«En la Iglesia lo que se testimonia es más importante que lo que se predica». Lo recordó el Papa Francisco a los peregrinos de la archidiócesis de Spoleto-Norcia, recibidos en audiencia en la mañana del sábado 20 de mayo, con ocasión del Año jubilar por el 825º aniversario de la dedicación de la basílica catedral dedicada a Santa María Asunta.
Queridos hermanos y hermanas, hermanitos, hermanitas, todos: ¡bienvenidos!
Os doy la bienvenida y os doy las gracias por haber venido en peregrinación a Roma en el Año jubilar que estáis viviendo por el aniversario de la dedicación de la catedral de Santa María Asunta en Spoleto.
Sé que su fachada, que ha aparecido en la televisión muchas veces en los últimos años, se ha vuelto familiar para todos los italianos. Pero sobre todo sé que es una iglesia muy bonita. La belleza atrae, y me gustaría decirles algo sobre la belleza. Porque comunicar la fe es ante todo una cuestión de belleza.
Pero la belleza no se explica, se muestra, se hace ver; no se puede convencer de la belleza, es necesario testimoniarla. Por eso, en la Iglesia lo que se testimonia es más importante que lo que se predica. Y vuestra catedral, con sus magníficas capillas, custodia historias de vida y de fe, encierra santidad y belleza. Es un testimonio de historia, de vida, de belleza, de santidad.
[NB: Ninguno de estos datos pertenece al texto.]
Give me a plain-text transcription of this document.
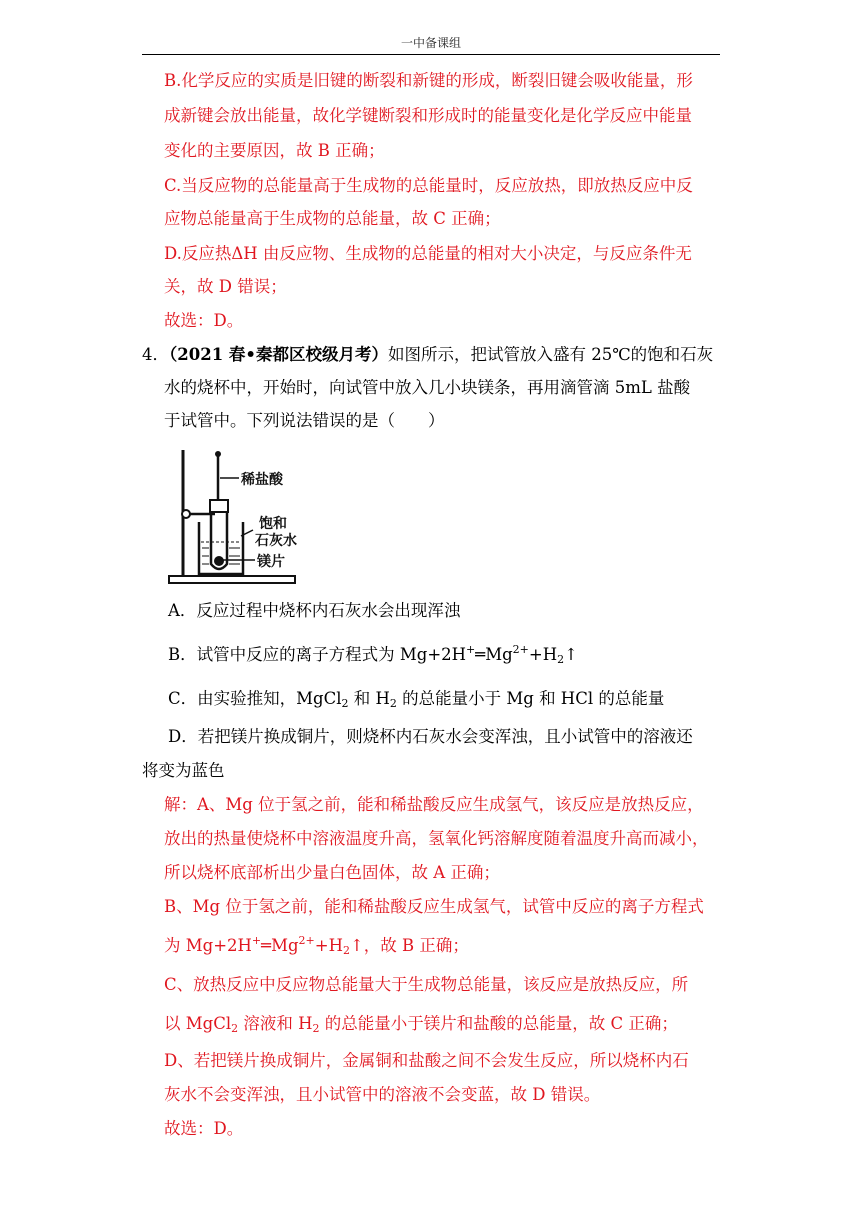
一中备课组
B.化学反应的实质是旧键的断裂和新键的形成，断裂旧键会吸收能量，形
成新键会放出能量，故化学键断裂和形成时的能量变化是化学反应中能量
变化的主要原因，故 B 正确；
C.当反应物的总能量高于生成物的总能量时，反应放热，即放热反应中反
应物总能量高于生成物的总能量，故 C 正确；
D.反应热ΔH 由反应物、生成物的总能量的相对大小决定，与反应条件无
关，故 D 错误；
故选：D。
4．（2021 春•秦都区校级月考）如图所示，把试管放入盛有 25℃的饱和石灰
水的烧杯中，开始时，向试管中放入几小块镁条，再用滴管滴 5mL 盐酸
于试管中。下列说法错误的是（　　）
稀盐酸
饱和
石灰水
镁片
A．反应过程中烧杯内石灰水会出现浑浊
B．试管中反应的离子方程式为 $Mg+2H^+═Mg^{2+}+H_2↑$
C．由实验推知，MgCl$_2$ 和 $H_2$ 的总能量小于 Mg 和 HCl 的总能量
D．若把镁片换成铜片，则烧杯内石灰水会变浑浊，且小试管中的溶液还
将变为蓝色
解：A、Mg 位于氢之前，能和稀盐酸反应生成氢气，该反应是放热反应，
放出的热量使烧杯中溶液温度升高，氢氧化钙溶解度随着温度升高而减小，
所以烧杯底部析出少量白色固体，故 A 正确；
B、Mg 位于氢之前，能和稀盐酸反应生成氢气，试管中反应的离子方程式
为 $Mg+2H^+═Mg^{2+}+H_2↑$，故 B 正确；
C、放热反应中反应物总能量大于生成物总能量，该反应是放热反应，所
以 MgCl$_2$ 溶液和 $H_2$ 的总能量小于镁片和盐酸的总能量，故 C 正确；
D、若把镁片换成铜片，金属铜和盐酸之间不会发生反应，所以烧杯内石
灰水不会变浑浊，且小试管中的溶液不会变蓝，故 D 错误。
故选：D。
Ciertamente, es una belleza que hay que buscar, que hay que sacar a la luz, como hace un restaurador cuando redescubre los colores de un fresco antiguo. Así es en la Iglesia, donde lo que no aparece a los ojos es más valioso que lo que se ve: la oración, la caridad hecha a escondidas, la fuerza del perdón no van a la primera página; así también los sacrificios de los pastores, la vida de tantos “santos de la puerta de al lado”, el testimonio de los padres, de las familias, de los ancianos... Os deseo que seáis descubridores de belleza, buscadores de los tesoros de la fe; que no os detengáis en la superficie de las cosas, sino que veáis más allá, apreciando y abrazando el patrimonio de santidad y servicio que es la riqueza de la Iglesia. Y también de acrecentarlo, porque la fe no puede permanecer como un recuerdo del pasado, algo “museístico”, no; sino que revive siempre en la alegría del Evangelio, en la comunidad hecha de personas, en la asamblea de cuantos experimentan la misericordia y se reconocen por gracia hermanos y hermanas amados por Dios.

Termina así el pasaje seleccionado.